Esta premissa deriva do grego axia, significando “valor”, sentido de qualidade, não no sentido físico de quantidade, como distorceu Rousseau. O estado democrático, submisso às leis, não projeta valor, apenas é refletor da Nação, mas a contagem é a forja que dá consistência à ideologia do moderno príncipe:“O ideal de emancipar-se das velhas ataduras e o não menos certo propósito de formar um Estado altamente centralizado e racional foram proporcionados, de fato, pela vontade geral.” (Simon, Ives R., cit. Goytisolo, ibidem)
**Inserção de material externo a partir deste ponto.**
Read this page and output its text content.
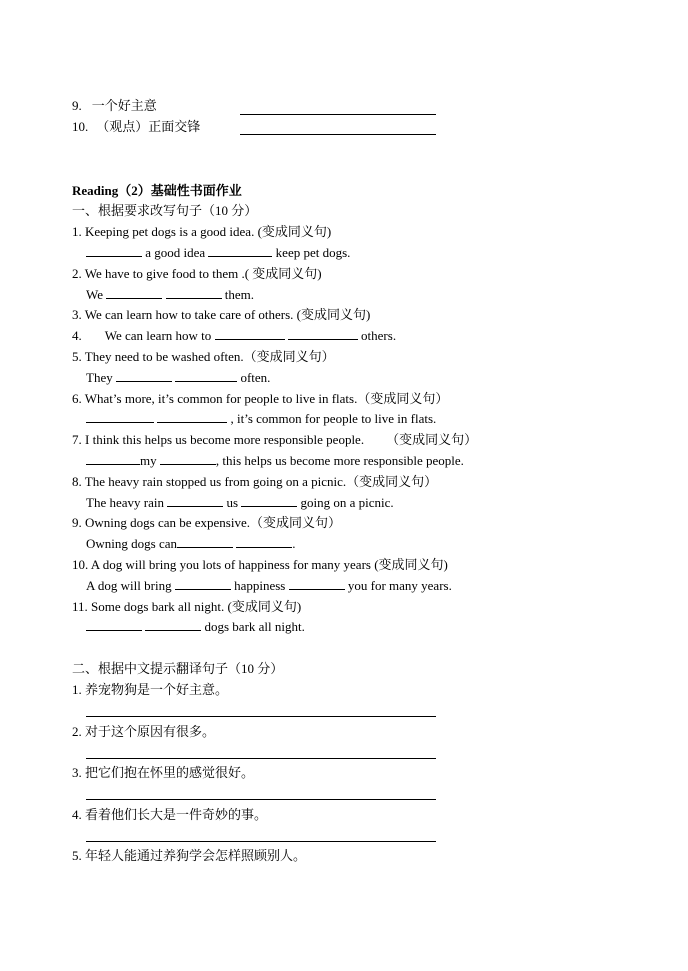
9. 一个好主意
10. （观点）正面交锋
Reading（2）基础性书面作业
一、根据要求改写句子（10 分）
1. Keeping pet dogs is a good idea. (变成同义句)
a good idea	keep pet dogs.
2. We have to give food to them .( 变成同义句)
We	them.
3. We can learn how to take care of others. (变成同义句)
4. We can learn how to	others.
5. They need to be washed often.（变成同义句）
They	often.
6. What’s more, it’s common for people to live in flats.（变成同义句）
, it’s common for people to live in flats.
7. I think this helps us become more responsible people. （变成同义句）
my	, this helps us become more responsible people.
8. The heavy rain stopped us from going on a picnic.（变成同义句）
The heavy rain	us	going on a picnic.
9. Owning dogs can be expensive.（变成同义句）
Owning dogs can	.
10. A dog will bring you lots of happiness for many years (变成同义句)
A dog will bring	happiness	you for many years.
11. Some dogs bark all night. (变成同义句)
dogs bark all night.
二、根据中文提示翻译句子（10 分）
1. 养宠物狗是一个好主意。
2. 对于这个原因有很多。
3. 把它们抱在怀里的感觉很好。
4. 看着他们长大是一件奇妙的事。
5. 年轻人能通过养狗学会怎样照顾别人。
Einstein (New York Times, 22/11/1931; cit. Pais, 1997: 205) arrasou:"Creio que a missão mais importante do Estado é proteger o indivíduo e possibilitar que ele desenvolva uma personalidade criativa. O Estado deveria ser o nosso servidor; nós não deveríamos ser escravos do Estado."
Rohden (Einstein : o enigma do Universo: 140) o explica por outros termos:
Einstein admite que tudo que gira no plano das facticidades empírico-analíticas está numa dimensão meramente quantitativa, sujeita às categorias ilusórias de tempo, espaço e casualidade e que deste mundo de facticidades quantitativas não há nenhum caminho causal para o mundo da Realidade qualitativa. Somando e multiplicando-se quantidades, nunca teremos qualidades; somando ou multiplicando zeros nunca chegaremos a ter o valor positivo do ‘1’. Horizontal mais horizontal não dá vertical. Factual mais factual não dá Real.
Provavelmente por isso não vemos mais o aclamado Real. Vai ver, só nas Caymais.